Index funds collect a variety of stocks and bonds in each stock and generally have low fees. They are favorites of financial planners and even investment experts like Warren Buffett.

As an easy way to invest with lower fees than other stocks, index funds fight the complications and volatility of fashionable investing every day.

3. Make early withdrawals from a retirement account

Taking money out of a retirement account can be damaging in a number of ways and can mean you will have a lot less money to retire.

Czulno says there are two reasons for this.
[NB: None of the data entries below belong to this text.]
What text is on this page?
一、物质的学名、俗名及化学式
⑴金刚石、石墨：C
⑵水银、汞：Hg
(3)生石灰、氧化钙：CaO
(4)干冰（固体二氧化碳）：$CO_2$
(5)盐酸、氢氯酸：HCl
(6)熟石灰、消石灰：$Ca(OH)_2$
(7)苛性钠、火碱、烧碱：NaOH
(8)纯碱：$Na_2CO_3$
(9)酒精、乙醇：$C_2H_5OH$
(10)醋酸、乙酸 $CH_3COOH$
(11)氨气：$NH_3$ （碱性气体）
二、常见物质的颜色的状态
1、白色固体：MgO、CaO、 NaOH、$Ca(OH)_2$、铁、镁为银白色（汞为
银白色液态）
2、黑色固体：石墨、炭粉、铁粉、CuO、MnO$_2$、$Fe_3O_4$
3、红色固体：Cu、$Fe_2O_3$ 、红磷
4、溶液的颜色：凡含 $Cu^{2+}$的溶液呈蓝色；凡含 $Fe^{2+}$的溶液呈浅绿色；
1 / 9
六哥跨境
First of all, “You are beaten with income tax and penalties and so on,” he says.

The second reason is that you cannot always easily replace what you purchase due to the limits on account contributions. “We see people taking money out and not realizing that they are working against their maximum annual contribution,” he says. “They can never really replace the value they lost there.”

4. Forget 401 (k) s from previous jobs

Not riding your old 401 (k) for years might sound harmless, but it’s far from the truth.

Leaving an account in place for years means it might not be invested properly. “We see a lot of people getting ready to retire and not realizing that their 401 (k) from an employer from two decades ago is still being aggressively invested and approaching retirement.” , he said.

Typically, planners recommend investing less aggressively as you get older to minimize risk. “We find all these accounts and realize that [being] 100% invested in stocks has worked for them for a decade or two, but as retirement approaches it could be very costly. “

If your account is not renewed, it is much more difficult to manage this money and it could cost you dearly down the road. Fortunately, 401 (k) rollovers are pretty straightforward and involve a few steps to move all of your professional retirement accounts to another 401 (k) or IRA that you can manage.